Brushback Pitches A Lost Art [VIDEO]
"Kid, you are digging your own (expletive) grave" - Cardinals catcher Tim McCarver to young batter digging in to the batter's box to face Bob Gibson.
Last night's Dodgers-Diamondbacks game at Chavez Ravine featured five beanballs, and two bench-clearing incidents. But it didn't have to be this way.
Diamondbacks starter Ian Kennedy started the war when he hit star Cuban rookie Yasiel Puig in the face with a 92 mph fastball. Amazingly, Puig stayed in the game and took his base.
As baseball tradition dictates, the Dodgers exacted revenge when starter Zack Greinke plunked D-Backs catcher Miguel Montero in the back with a pitch. Both benches were warned at that should be the end of it, right?
Wrong. Kennedy, facing Greinke in the seventh inning of a tie game, plunked the Dodgers starter in the front shoulder with the ball eventually deflecting off the helmet of Greinke.

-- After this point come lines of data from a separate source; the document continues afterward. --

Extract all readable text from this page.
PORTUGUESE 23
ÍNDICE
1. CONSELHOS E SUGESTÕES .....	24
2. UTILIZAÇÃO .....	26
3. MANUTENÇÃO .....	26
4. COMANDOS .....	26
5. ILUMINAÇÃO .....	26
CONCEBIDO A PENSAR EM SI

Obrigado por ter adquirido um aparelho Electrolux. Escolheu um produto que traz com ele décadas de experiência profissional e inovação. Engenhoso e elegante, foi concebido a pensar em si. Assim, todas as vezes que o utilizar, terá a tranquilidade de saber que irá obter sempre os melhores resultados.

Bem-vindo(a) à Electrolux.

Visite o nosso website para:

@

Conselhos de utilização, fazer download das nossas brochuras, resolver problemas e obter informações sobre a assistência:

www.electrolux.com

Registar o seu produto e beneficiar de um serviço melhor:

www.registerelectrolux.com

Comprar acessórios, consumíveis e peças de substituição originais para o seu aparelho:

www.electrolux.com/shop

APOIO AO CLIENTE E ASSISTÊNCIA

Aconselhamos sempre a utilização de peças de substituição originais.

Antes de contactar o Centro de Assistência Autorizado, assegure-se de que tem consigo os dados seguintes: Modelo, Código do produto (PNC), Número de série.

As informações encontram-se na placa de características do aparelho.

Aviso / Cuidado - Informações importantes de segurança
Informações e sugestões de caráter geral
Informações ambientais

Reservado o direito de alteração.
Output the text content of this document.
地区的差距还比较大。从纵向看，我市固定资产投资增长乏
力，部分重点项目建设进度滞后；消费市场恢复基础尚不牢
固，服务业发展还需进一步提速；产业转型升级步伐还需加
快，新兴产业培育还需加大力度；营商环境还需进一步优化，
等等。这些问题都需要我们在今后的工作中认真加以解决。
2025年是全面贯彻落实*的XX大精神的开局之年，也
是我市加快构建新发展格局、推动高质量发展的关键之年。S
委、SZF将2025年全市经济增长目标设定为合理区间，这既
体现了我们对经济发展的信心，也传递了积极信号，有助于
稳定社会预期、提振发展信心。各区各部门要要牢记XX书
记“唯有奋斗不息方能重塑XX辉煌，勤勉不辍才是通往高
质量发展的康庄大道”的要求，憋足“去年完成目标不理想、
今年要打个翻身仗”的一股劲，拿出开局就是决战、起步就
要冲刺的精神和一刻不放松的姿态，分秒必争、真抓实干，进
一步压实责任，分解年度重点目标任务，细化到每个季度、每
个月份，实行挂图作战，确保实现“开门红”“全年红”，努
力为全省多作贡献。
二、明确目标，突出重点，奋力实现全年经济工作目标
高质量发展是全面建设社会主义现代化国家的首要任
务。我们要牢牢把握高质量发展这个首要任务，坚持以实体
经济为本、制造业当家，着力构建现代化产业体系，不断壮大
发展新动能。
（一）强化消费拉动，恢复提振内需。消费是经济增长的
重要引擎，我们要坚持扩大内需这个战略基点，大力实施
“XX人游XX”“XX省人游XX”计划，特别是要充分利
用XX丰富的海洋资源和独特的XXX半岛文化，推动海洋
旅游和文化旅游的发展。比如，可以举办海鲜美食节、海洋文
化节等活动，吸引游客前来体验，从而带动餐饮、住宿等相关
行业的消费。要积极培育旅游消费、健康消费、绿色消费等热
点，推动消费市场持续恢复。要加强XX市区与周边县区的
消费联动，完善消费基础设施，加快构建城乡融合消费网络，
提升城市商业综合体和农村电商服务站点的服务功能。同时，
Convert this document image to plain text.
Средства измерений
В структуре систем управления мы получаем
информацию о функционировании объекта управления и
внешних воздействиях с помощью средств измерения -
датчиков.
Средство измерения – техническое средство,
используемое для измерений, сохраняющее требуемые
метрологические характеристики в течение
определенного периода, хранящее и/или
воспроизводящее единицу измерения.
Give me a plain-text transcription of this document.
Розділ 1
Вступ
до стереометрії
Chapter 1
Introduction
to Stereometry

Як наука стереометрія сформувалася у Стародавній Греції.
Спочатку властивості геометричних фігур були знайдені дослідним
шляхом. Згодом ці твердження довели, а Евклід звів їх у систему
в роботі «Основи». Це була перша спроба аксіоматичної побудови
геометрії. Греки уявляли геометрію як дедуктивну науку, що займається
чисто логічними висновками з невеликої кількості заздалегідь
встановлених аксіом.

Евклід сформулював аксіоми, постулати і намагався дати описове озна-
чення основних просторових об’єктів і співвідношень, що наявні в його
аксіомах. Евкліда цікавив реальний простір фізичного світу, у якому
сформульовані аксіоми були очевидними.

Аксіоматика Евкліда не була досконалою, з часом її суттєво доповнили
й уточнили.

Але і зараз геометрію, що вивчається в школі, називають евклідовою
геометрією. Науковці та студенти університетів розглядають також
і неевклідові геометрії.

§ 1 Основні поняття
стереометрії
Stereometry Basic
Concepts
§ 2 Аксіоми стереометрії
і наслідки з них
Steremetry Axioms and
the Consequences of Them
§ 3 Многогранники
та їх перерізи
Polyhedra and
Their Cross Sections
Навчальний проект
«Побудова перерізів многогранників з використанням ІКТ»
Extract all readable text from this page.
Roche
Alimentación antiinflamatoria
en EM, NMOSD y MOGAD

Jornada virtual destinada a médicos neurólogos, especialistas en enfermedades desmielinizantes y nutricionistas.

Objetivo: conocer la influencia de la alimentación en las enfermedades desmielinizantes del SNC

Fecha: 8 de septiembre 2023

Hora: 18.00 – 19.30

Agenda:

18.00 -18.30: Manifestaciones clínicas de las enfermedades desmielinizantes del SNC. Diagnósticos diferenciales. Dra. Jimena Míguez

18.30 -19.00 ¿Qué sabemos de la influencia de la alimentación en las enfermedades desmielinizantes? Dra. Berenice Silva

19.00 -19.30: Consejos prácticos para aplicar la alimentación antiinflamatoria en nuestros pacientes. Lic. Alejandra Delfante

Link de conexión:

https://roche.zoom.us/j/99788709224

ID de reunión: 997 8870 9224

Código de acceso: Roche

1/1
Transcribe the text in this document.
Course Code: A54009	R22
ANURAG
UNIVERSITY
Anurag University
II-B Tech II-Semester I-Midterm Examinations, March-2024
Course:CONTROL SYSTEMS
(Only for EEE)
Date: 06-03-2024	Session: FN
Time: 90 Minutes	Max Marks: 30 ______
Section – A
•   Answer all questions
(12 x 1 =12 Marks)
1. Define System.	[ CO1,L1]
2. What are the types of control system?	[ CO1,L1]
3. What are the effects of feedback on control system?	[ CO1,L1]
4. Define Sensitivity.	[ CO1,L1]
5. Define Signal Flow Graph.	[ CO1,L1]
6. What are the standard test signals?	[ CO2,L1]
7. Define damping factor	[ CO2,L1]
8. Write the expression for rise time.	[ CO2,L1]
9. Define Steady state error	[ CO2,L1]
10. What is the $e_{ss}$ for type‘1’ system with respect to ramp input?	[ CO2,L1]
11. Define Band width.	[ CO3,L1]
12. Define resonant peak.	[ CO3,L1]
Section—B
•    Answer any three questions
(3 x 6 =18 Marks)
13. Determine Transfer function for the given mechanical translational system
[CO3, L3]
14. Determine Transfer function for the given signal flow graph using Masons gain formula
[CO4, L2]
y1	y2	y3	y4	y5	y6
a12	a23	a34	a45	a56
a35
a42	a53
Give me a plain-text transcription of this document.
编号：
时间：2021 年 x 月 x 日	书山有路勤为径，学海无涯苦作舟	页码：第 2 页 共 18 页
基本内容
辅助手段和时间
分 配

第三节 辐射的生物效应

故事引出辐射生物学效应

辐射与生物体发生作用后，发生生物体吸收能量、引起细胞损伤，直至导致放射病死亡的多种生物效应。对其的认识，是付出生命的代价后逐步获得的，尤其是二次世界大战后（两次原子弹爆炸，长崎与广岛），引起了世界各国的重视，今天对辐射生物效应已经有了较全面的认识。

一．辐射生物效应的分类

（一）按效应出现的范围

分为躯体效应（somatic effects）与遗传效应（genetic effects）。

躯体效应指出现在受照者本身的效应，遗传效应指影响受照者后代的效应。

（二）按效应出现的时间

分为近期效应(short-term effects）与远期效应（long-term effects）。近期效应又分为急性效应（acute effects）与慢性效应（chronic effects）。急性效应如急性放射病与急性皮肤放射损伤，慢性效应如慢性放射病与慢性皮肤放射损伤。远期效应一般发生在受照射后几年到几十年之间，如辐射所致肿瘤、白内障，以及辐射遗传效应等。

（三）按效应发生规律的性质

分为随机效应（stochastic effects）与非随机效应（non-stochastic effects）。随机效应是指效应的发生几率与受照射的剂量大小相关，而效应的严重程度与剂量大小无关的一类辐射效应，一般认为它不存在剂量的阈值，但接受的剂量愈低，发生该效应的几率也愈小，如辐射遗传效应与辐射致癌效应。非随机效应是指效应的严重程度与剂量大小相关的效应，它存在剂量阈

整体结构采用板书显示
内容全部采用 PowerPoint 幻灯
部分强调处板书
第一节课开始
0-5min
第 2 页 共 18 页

The benches cleared, leading to some surreal shouting matches between former MLB superstars turned coaches. LA hitting coach Mark McGwire squared off with Arizona Diamondbacks coach Matt Willams. Dodgers manager Don Mattingly went after Arizona manager Kirk Gibson.
Major League Baseball players in the 21st century have no fear of Bob Gibson's fastball brushing them back, or of Nolan Ryan plunking them in the back after they watched a home run reach the seats from the batter's box.
On the flip side, pitchers have lost their sense of decorum when it comes to retaliation, too often letting loose with fastballs at shoulder-or worse- head height when a fastball to the backside would send the same message without the risk of ending a career.
After Puig was hit in the nose, someone on the Diamondbacks was going to get hit. Accident or not, when a superstar is hit with a pitch anywhere above the chest retaliation is necessary to send a message that you will not be intimidated.Montero getting plunked in between the numbers should have ended the incident, both starting pitchers could remain in the game and both teams could move on ego-wise knowing that they each had a batter hit.
Think of it like a fight between two NHL tough guys after a cheap shot on a team superstar. After the fight is over, both teams go their separate ways knowing that they are now "even."
Kennedy was completely in the wrong for throwing at Greinke, which in my opinion was on purpose and ego-driven. Kennedy seemed to be sticking up for his catcher, Montero, and there is speculation that the order was given from the dugout by Gibson before the fateful pitch.
Regardless, if Greinke is suspended (or Puig for that matter) the problem will continue to exist. Baseball's unwritten rules dictate that Montero needed to be hit with a pitch-in an appropriate place, his back- and that should have been the end of it.
Kennedy is the only player that deserves a suspension, and a lengthy one at that.